Sementara Hans dan Jen menunggu dengan harap-harap cemas di sebelah mereka.
Adit membuka satu persatu surel itu. Membacanya dengan seksama, berulang kali. Mengucek matanya, kemudian membacanya lagi.
“Gila! Sialan! b******k!” Rangga hilang kesabaran. Ia mengumpat dengan suara keras. Memukul pegangan sofa sekeras yang ia bisa. Nafasnya terengah, matanya memerah.
Adit mengusap wajahnya yang pias.
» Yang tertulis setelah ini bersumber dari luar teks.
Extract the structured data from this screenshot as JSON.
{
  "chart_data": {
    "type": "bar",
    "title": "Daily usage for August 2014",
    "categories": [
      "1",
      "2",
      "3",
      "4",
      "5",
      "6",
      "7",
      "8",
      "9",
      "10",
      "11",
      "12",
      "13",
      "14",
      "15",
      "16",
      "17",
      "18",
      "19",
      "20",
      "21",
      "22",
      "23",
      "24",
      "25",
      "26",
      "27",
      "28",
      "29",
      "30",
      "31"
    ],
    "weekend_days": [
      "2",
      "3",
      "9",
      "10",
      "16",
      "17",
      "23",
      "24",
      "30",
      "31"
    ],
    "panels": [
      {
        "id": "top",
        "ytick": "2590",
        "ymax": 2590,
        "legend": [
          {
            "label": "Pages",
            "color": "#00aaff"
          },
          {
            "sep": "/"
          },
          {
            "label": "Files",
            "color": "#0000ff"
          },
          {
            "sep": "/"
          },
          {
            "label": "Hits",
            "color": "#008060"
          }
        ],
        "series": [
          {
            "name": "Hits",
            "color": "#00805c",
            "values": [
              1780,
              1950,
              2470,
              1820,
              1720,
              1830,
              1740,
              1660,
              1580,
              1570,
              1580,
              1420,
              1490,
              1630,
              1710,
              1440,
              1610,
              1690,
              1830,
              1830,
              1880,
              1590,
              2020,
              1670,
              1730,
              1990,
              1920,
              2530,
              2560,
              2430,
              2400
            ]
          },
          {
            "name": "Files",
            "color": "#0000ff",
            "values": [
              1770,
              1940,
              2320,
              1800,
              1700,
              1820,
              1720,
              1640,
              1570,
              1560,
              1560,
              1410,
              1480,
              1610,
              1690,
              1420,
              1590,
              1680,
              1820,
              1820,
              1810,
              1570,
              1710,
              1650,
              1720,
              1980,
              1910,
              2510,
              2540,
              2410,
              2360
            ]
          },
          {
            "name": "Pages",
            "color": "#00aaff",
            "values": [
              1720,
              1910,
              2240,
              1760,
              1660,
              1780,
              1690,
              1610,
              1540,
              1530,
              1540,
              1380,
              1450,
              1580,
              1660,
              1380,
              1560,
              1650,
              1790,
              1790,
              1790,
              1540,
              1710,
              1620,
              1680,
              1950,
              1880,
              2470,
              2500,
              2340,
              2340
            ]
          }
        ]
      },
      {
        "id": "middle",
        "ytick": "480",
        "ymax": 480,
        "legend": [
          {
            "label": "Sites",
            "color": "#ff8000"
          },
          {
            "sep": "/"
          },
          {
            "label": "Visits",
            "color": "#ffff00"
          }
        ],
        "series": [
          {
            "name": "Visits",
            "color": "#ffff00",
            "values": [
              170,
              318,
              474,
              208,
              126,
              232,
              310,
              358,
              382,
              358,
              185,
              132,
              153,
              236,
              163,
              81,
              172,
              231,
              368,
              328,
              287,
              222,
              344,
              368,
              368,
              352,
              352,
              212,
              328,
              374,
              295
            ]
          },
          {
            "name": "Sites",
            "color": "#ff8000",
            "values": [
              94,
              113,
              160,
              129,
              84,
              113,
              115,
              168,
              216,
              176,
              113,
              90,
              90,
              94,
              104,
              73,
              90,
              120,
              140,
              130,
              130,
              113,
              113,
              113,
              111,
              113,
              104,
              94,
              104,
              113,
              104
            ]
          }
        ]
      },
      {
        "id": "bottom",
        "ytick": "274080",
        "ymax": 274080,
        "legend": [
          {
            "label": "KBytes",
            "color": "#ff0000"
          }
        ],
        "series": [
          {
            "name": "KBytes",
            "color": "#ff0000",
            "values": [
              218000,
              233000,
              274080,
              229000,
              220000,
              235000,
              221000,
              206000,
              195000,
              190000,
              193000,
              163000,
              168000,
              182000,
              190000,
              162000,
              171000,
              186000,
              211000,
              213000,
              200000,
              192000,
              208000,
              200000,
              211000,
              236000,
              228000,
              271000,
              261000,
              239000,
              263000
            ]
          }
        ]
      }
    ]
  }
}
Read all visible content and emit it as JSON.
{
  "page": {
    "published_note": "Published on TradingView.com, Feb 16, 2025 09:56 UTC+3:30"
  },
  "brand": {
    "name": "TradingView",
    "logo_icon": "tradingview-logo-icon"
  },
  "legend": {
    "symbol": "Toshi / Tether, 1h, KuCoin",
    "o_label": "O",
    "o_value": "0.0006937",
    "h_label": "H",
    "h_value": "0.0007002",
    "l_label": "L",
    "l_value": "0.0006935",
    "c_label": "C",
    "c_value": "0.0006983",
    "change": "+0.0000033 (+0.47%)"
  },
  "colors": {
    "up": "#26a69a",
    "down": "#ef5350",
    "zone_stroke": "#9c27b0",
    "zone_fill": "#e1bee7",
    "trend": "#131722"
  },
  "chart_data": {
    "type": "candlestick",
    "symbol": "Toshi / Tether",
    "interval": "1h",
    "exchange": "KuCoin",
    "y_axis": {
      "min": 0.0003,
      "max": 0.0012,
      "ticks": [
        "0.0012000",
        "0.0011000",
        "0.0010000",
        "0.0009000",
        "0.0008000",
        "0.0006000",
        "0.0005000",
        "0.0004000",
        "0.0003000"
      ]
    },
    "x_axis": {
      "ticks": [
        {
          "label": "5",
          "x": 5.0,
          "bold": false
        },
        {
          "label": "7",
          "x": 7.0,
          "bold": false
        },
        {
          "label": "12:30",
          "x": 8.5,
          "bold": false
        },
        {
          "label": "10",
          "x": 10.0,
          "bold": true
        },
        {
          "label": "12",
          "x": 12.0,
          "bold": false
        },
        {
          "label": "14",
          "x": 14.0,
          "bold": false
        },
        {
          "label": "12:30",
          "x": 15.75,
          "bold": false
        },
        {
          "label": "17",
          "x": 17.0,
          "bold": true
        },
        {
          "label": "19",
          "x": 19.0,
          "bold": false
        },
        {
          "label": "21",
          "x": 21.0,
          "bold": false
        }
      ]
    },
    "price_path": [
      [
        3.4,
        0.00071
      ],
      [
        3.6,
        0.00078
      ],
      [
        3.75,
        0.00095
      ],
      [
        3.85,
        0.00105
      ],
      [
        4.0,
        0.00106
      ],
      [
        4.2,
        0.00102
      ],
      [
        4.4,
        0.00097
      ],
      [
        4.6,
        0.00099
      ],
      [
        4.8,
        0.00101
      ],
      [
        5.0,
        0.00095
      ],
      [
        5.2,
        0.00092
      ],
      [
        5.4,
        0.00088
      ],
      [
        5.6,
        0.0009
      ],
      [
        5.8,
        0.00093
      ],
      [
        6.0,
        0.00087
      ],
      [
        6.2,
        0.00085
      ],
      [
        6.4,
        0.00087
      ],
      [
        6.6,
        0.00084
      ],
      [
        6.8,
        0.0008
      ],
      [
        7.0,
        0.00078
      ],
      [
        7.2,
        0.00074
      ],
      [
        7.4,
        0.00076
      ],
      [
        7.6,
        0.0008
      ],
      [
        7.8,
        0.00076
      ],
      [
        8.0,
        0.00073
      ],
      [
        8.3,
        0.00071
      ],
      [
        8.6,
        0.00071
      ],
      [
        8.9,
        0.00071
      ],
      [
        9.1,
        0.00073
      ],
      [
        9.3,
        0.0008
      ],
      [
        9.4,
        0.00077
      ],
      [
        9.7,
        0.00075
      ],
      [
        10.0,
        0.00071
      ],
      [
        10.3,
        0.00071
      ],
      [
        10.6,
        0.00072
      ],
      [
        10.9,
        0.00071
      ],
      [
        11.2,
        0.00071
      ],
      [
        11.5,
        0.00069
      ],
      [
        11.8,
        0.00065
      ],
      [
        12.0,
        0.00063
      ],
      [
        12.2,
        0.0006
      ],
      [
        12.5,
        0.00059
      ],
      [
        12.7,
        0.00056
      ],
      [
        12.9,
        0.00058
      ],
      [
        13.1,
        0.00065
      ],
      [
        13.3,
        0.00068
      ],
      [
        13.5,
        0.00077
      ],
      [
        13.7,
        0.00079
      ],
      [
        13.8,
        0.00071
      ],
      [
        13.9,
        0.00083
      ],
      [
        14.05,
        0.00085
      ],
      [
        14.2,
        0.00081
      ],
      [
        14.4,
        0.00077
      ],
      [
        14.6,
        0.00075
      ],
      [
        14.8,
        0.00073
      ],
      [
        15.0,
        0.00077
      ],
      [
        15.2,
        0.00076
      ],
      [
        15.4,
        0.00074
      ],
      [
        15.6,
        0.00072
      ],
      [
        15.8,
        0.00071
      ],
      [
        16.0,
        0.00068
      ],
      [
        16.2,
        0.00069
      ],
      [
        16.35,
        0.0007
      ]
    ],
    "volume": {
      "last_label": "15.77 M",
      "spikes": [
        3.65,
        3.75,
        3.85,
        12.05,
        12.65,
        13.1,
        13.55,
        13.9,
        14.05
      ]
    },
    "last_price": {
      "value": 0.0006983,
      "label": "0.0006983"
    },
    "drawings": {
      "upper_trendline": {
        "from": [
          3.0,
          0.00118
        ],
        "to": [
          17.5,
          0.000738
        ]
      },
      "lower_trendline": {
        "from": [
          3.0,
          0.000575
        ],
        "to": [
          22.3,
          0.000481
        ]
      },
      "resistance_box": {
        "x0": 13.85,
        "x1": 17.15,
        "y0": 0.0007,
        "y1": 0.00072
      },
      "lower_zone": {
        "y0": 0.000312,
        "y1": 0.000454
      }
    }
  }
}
Memperbaiki posisi kacamatanya. “Saya… akan menghubungi awak media. Kita akan mengadakan konferensi pers pagi ini, Pak. Siapkan diri Anda.” Suaranya bergetar, pun tubuhnya.
Hans dan Jen yang tidak ikut melihat isi surel menjadi sangat penasaran, mereka bergegas mengintip layar laptop Adit.
Isi dua surel itu sama. Laporan hasil pemeriksaan produk yang mereka kirimkan. Dan hasilnya pun sama persis. Seluruh sampel produk yang mereka kirimkan positif mengandung sianida.